Second woman with uterus transplant gives birth at Barcelona hospital 

Birth made possible by grandmother's donation, second time at Hospital Clínic

The couple with the baby and the grandmother who donated her uterus
The couple with the baby and the grandmother who donated her uterus / Hospital Clínic
Catalan News

Catalan News | @catalannews | Barcelona

January 23, 2024 11:38 AM

January 23, 2024 06:18 PM

The Barcelona Hospital Clínic has once again delivered a baby born after a uterus transplant. Manuel is the name of the newborn, who weighed 2.9 kilos at birth and was born on January 2, 2024, and both Manuel and his mother, Maira Montes, are doing well. 

The birth was made possible after a womb donation from the baby’s grandmother, and Maira Montes's mother, which took place on April 4, 2022. 

This is the second time a baby has been born at the hospital after a living organ donation. The first one at the hospital, and in Spain, took place in March of 2023. The Hospital Clínic is the only hospital in Spain that specializes in this type of surgery. 

Maira was born without a uterus or fallopian tubes, the result of a congenital reproductive condition known as Mayer-Rokitansky-Küster-Hauser (MRKH) syndrome.  

The research project that made Manuel’s birth possible began seven years ago and involves a team of more than 50 medical professionals. The project aims to validate the feasibility of this surgery, and five transplants in women with MRKH have been approved. 

“Maria was inside the same uterus that is inside of her,” said Francisco Carmona, head of the gynecology service at Hospital Clínic, adding that it is a new “medical and scientific milestone” and an “absolute paradigm shift in the medical field.” 

 

A highly complex surgery 

The second transplant involved several technological changes from the first uterus transplant. In 2022, the hospital began using an exoscope, a device that has a high-magnification lens that produces high-resolution images. The exoscope was used in bench surgery, first to remove the uterus from the donor and prepare it for the transfer, and then for implantation in open surgery. 

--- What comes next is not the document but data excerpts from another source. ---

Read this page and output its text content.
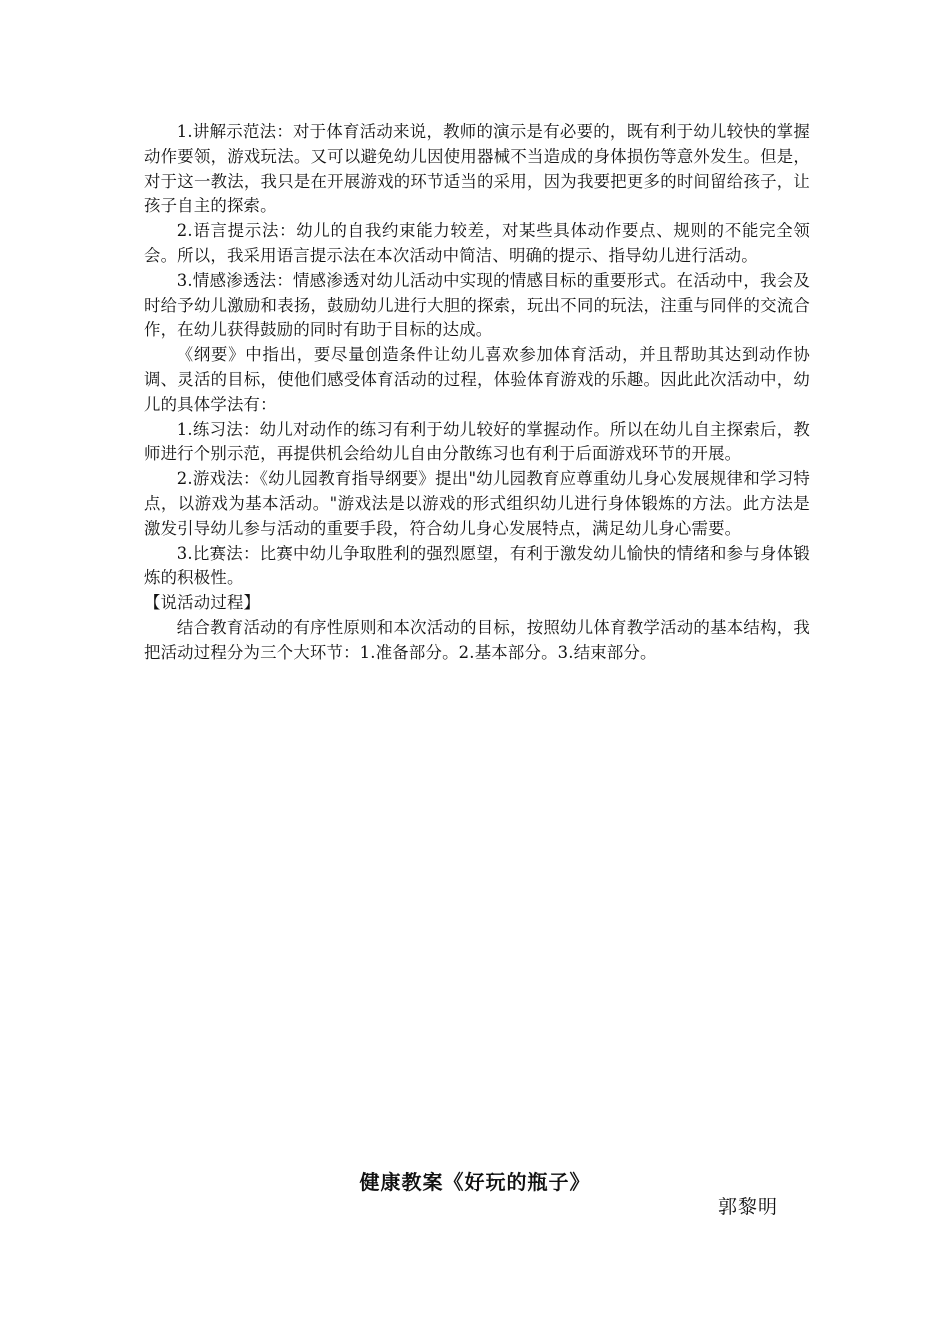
1.讲解示范法：对于体育活动来说，教师的演示是有必要的，既有利于幼儿较快的掌握动作要领，游戏玩法。又可以避免幼儿因使用器械不当造成的身体损伤等意外发生。但是，对于这一教法，我只是在开展游戏的环节适当的采用，因为我要把更多的时间留给孩子，让孩子自主的探索。

2.语言提示法：幼儿的自我约束能力较差，对某些具体动作要点、规则的不能完全领会。所以，我采用语言提示法在本次活动中简洁、明确的提示、指导幼儿进行活动。

3.情感渗透法：情感渗透对幼儿活动中实现的情感目标的重要形式。在活动中，我会及时给予幼儿激励和表扬，鼓励幼儿进行大胆的探索，玩出不同的玩法，注重与同伴的交流合作，在幼儿获得鼓励的同时有助于目标的达成。

《纲要》中指出，要尽量创造条件让幼儿喜欢参加体育活动，并且帮助其达到动作协调、灵活的目标，使他们感受体育活动的过程，体验体育游戏的乐趣。因此此次活动中，幼儿的具体学法有：

1.练习法：幼儿对动作的练习有利于幼儿较好的掌握动作。所以在幼儿自主探索后，教师进行个别示范，再提供机会给幼儿自由分散练习也有利于后面游戏环节的开展。

2.游戏法：《幼儿园教育指导纲要》提出"幼儿园教育应尊重幼儿身心发展规律和学习特点，以游戏为基本活动。"游戏法是以游戏的形式组织幼儿进行身体锻炼的方法。此方法是激发引导幼儿参与活动的重要手段，符合幼儿身心发展特点，满足幼儿身心需要。

3.比赛法：比赛中幼儿争取胜利的强烈愿望，有利于激发幼儿愉快的情绪和参与身体锻炼的积极性。

【说活动过程】

结合教育活动的有序性原则和本次活动的目标，按照幼儿体育教学活动的基本结构，我把活动过程分为三个大环节：1.准备部分。2.基本部分。3.结束部分。

健康教案《好玩的瓶子》

郭黎明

“This surgery is one of the most complex, and we have shown not only once but twice, that we can do it with positive results,” said Antonio Alcaraz head of urology at the hospital

Anatomically, the uterus is a highly complex organ. It has a network of small and fragile veins instead of visible, well-established veins as is the case in other organs. The vascularization of the organ increases twenty-fold when a person is pregnant, but is poorly vascularized when they are not. 

Manuel, the second baby born through a womb transplant 

Two months after the initial transplant, Maira Montes had her first period, and a few months later she began fertility treatment.  

Maira had a completely normal pregnancy, and at 37 weeks the baby was born by c-section, as patients who receive a uterus transplant are unable to give birth vaginally because of the risk to the mother and the baby. 

In Maira’s case, doctor Francesc Figueras head of the Maternal and Fetal Medicine Service, and his team performed the c-section. 

Just four days after the birth, Maira, her partner Toño, and the baby were discharged, and Maira has already said that she would like to have another baby

The first baby in the world born after a uterus transplant took place in 2014 at the Sahlgrenska University Hospital of the University of Gothenburg with the team being led by Mats Brännström.